The COSMOS Testbed – a Platform for Advanced Wireless, mmWave, Edge-cloud, and Optical Experimentation
This talk will provide an overview of the COSMOS testbed (www.cosmos-lab.org), that is being deployed as part of the NSF Platforms for Advanced Wireless Research (PAWR) program, and the supported experiments in advanced wireless, millimeter-wave (mmWave), full-duplex, edge cloud, and optical networking. COSMOS (Cloud-Enhanced Open Software-Defined Mobile-Wireless Testbed for City-Scale Deployment) is being deployed in West Harlem (New York City) by Rutgers, Columbia, and NYU in partnership with NYC, CCNY, U. Arizona, IBM, and Silicon Harlem. It targets the technology “sweet spot” of ultra-high bandwidth and ultra-low latency, a capability that will enable a broad new class of applications including augmented/virtual reality and cloud-based autonomous vehicles. Realization of such high bandwidth/low latency wireless applications involves research not only on radio links, but also on the system as a whole including algorithmic aspects related to spectrum use, networking, and edge computing.

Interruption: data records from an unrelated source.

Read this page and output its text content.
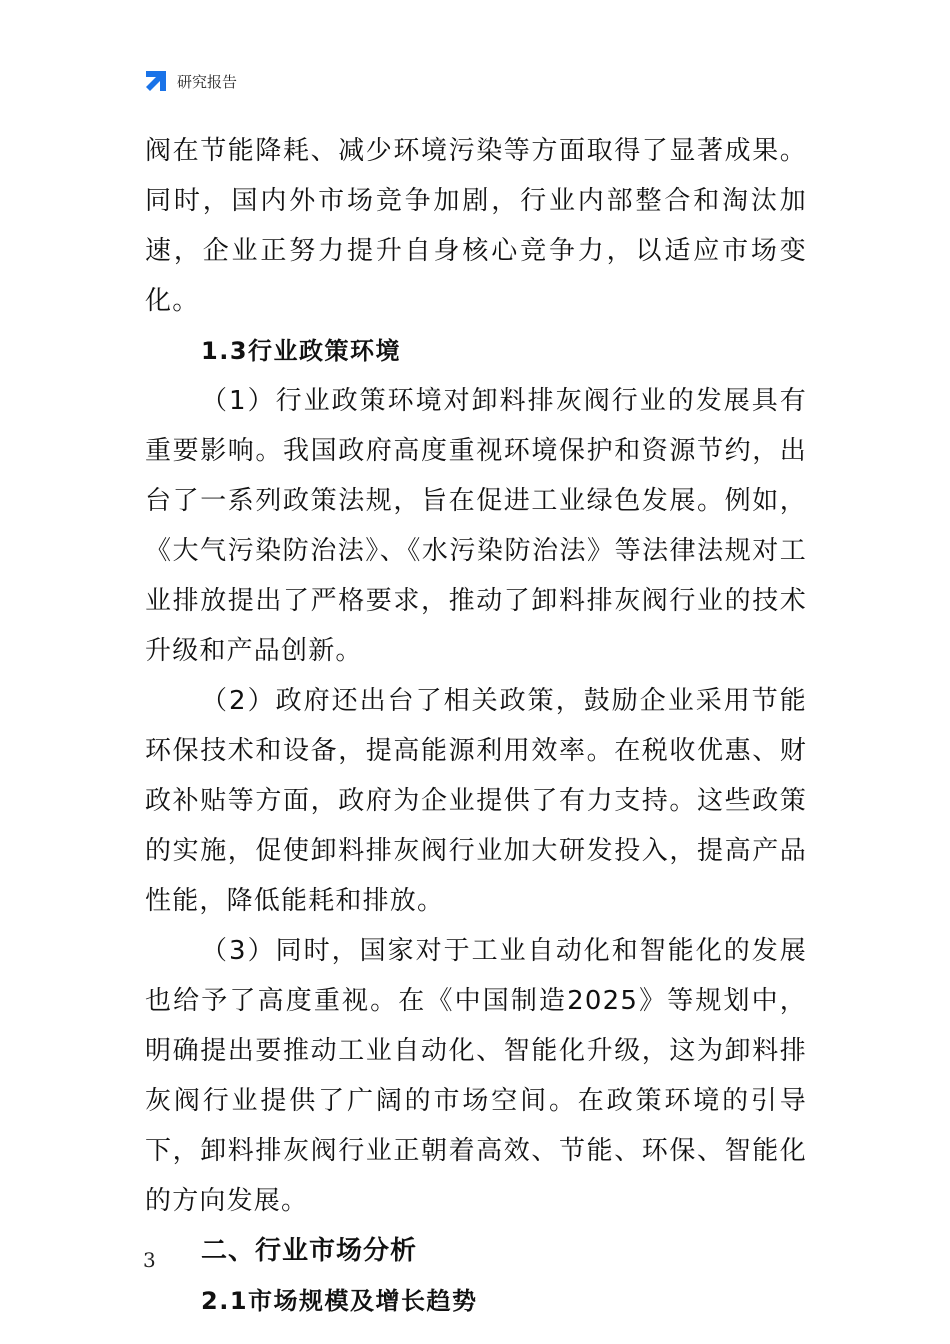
研究报告

阀在节能降耗、减少环境污染等方面取得了显著成果。同时，国内外市场竞争加剧，行业内部整合和淘汰加速，企业正努力提升自身核心竞争力，以适应市场变化。

1.3行业政策环境

（1）行业政策环境对卸料排灰阀行业的发展具有重要影响。我国政府高度重视环境保护和资源节约，出台了一系列政策法规，旨在促进工业绿色发展。例如，《大气污染防治法》、《水污染防治法》等法律法规对工业排放提出了严格要求，推动了卸料排灰阀行业的技术升级和产品创新。

（2）政府还出台了相关政策，鼓励企业采用节能环保技术和设备，提高能源利用效率。在税收优惠、财政补贴等方面，政府为企业提供了有力支持。这些政策的实施，促使卸料排灰阀行业加大研发投入，提高产品性能，降低能耗和排放。

（3）同时，国家对于工业自动化和智能化的发展也给予了高度重视。在《中国制造2025》等规划中，明确提出要推动工业自动化、智能化升级，这为卸料排灰阀行业提供了广阔的市场空间。在政策环境的引导下，卸料排灰阀行业正朝着高效、节能、环保、智能化的方向发展。

二、行业市场分析
2.1市场规模及增长趋势
3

We will present an overview of COSMOS’ key enabling technologies, which include mmWave radios, software-defined radios, optical/SDN x-haul network, and edge cloud, followed by the deployment and outreach efforts. We will then describe our recently conducted extensive 28 GHz channel measurement campaign including over 40 million power measurements collected from over 2,600 links on 22 sidewalks in 4 different sites. We will also describe experiments on open-access full-duplex wireless and converged optical-wireless x-haul networking with edge cloud that we conducted in the COSMOS testbed.

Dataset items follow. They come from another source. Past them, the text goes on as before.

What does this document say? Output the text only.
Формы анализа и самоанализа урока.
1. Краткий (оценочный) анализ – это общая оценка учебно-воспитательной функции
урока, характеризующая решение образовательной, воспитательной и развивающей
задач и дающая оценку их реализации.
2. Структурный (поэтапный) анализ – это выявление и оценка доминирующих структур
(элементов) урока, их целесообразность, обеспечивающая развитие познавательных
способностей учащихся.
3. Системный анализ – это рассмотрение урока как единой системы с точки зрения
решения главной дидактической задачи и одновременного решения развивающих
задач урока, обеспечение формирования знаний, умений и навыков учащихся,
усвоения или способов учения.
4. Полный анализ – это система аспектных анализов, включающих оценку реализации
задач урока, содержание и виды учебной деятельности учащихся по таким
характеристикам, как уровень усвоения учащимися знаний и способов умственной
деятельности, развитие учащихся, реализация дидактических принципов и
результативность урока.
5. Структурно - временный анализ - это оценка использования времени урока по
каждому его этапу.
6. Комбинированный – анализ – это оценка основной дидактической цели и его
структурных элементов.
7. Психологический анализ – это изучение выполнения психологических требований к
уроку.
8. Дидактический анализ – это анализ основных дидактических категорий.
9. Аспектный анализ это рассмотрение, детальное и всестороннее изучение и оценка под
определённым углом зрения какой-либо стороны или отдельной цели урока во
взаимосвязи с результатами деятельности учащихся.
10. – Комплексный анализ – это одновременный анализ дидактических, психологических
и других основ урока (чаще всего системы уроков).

The COSMOS testbed design and deployment is joint work with the COSMOS team (www.cosmos-lab.org). The mmWave measurement results are based on joint work with Manav Kohli, Tianyi Dai, Angel Daniel Estigarribia (Columbia), Tingjun Chen (Duke), Rodolfo Feick (UTFSM), Dmitry Chizhik, Jinfeng Du, and Reinaldo A. Valenzuela (Nokia Bell Labs). The full-duplex results are based on joint work with Tingjun Chen (Duke), Mahmood Baraani Dastjerdi, Manav Kohli, and Harish Krishnaswamy (Columbia).